Creating An Equitable System For Your Personnel With Job Evaluation

For a lot of businesses, particularly smaller ones and start-ups, their manpower is their greatest asset. You can only automate businesses processes up to a certain point. And while new technologies and processes do render people obsolete, overall, a company's personnel serves as the backbone and foundation of a business enterprise.

As such, you want to establish a transparent and equitable system, not only to compensate the efforts of your staff, but more importantly, to also craft a system that looks beyond the present. As a venture expands and grows, it is crucial to devise a job evaluation system that allows it to create an environment where the employees feel satisfied and rewarded accordingly. Failure to do so can result in lower job morale or even the poaching of key personnel by business rivals.

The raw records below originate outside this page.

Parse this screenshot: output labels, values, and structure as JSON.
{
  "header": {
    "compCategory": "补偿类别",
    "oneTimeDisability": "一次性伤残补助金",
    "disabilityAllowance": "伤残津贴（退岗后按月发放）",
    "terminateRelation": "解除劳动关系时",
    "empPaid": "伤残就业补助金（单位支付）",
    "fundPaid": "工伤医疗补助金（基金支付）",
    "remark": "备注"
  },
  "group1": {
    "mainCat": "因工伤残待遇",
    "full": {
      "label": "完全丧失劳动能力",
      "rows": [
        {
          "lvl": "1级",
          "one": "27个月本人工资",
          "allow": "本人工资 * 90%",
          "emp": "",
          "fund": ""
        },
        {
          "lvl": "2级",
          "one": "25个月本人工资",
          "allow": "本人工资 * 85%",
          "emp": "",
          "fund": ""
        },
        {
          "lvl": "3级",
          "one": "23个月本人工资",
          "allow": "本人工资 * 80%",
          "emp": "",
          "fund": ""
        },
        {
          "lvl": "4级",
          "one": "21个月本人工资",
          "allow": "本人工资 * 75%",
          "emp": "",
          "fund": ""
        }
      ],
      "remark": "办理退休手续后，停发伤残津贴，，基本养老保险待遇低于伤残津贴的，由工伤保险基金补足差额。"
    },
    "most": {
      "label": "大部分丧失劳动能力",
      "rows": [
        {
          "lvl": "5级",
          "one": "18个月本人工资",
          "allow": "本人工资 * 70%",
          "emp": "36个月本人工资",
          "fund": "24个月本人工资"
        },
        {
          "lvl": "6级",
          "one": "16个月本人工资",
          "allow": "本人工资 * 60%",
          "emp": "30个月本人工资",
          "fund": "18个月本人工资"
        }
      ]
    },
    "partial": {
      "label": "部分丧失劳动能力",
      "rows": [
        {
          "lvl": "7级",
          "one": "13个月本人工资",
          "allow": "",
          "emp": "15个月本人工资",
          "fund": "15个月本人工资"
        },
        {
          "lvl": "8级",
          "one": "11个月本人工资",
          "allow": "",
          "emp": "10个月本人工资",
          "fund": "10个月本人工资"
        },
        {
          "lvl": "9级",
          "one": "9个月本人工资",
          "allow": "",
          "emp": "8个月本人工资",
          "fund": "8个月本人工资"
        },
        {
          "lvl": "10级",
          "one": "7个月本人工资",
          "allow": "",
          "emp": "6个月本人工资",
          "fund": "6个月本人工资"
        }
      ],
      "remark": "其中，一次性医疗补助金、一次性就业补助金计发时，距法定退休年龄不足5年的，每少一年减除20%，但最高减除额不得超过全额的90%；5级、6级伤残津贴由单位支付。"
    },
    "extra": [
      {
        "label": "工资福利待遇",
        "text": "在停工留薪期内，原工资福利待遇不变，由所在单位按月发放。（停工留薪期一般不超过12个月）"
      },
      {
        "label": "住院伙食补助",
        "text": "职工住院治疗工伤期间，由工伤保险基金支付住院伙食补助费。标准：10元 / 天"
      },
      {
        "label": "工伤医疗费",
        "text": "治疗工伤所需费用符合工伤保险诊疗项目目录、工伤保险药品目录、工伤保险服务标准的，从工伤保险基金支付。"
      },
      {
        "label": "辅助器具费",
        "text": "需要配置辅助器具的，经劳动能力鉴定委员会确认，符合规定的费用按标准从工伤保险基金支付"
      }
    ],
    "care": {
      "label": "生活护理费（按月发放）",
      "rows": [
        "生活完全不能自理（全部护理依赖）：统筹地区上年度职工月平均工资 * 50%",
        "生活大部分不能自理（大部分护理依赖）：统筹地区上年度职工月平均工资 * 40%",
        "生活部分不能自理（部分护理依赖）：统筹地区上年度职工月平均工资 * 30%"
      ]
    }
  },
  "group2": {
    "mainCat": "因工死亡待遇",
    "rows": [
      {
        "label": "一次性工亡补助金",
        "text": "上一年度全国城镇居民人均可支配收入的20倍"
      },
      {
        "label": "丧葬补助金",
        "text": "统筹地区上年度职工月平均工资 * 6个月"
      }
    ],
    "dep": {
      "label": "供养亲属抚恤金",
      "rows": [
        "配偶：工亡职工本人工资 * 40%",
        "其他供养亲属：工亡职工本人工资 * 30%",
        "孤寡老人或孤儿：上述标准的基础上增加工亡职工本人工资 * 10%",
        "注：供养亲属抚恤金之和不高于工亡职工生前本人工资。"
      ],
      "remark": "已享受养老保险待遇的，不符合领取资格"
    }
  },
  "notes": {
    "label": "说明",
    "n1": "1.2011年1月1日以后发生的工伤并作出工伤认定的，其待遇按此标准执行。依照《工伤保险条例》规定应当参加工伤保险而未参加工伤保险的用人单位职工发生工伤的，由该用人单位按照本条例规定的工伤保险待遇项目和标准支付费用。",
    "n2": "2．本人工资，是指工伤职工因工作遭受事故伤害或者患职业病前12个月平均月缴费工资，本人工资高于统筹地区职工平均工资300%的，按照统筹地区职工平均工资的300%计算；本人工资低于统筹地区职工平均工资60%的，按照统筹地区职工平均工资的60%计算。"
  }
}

Among the essential factors involved in job evaluation are salary benchmarking, management of pay relativities, the creation of a fair system (particularly in employee perception of the evaluation process), creation of a structure for benefits provision, and finally, meeting and satisfying the requirements of the law.

Creating salary scales begins with a clear grasp of the market and prevailing rates businesses should target, at least, for industry standards. Typically, this process entails six steps:


1.      Organization of HR data– For small businesses, this entails the rationalization of job titles and grouping jobs together.


2.      Organization of market data–This involves the collection of pertinent salary surveys.


3.      Creation of market guidelines– Using external data, this stage takes a critical look at roles that may be either underpaid or overpaid.


4.      Salary benchmarking and creation of salary ranges– Looking at published pay scales, you might notice that there is a clear delineation and pay progression between each job level. At this stage, market surveys are utilised to create salary ranges which in turn can be divided into three categories: a) salaries for new hires, b) prevailing industry rates which the business aims to apply to its personnel, and c) the level which can be considered above industry levels and reserved for key personnel and top performers.


5.      Impact and distribution analysis– At this stage, a business looks at both ends of the spectrum: those that are below and above the pay scale. From here, you can look at how your employees are distributed across the salary scale and make the necessary adjustments in terms of managing pay.


6.      Managing pay review– This stage pertains to the creation of a system where an employee's performance ratings and salary scales are used together to establish clear-cut guidelines for rewards.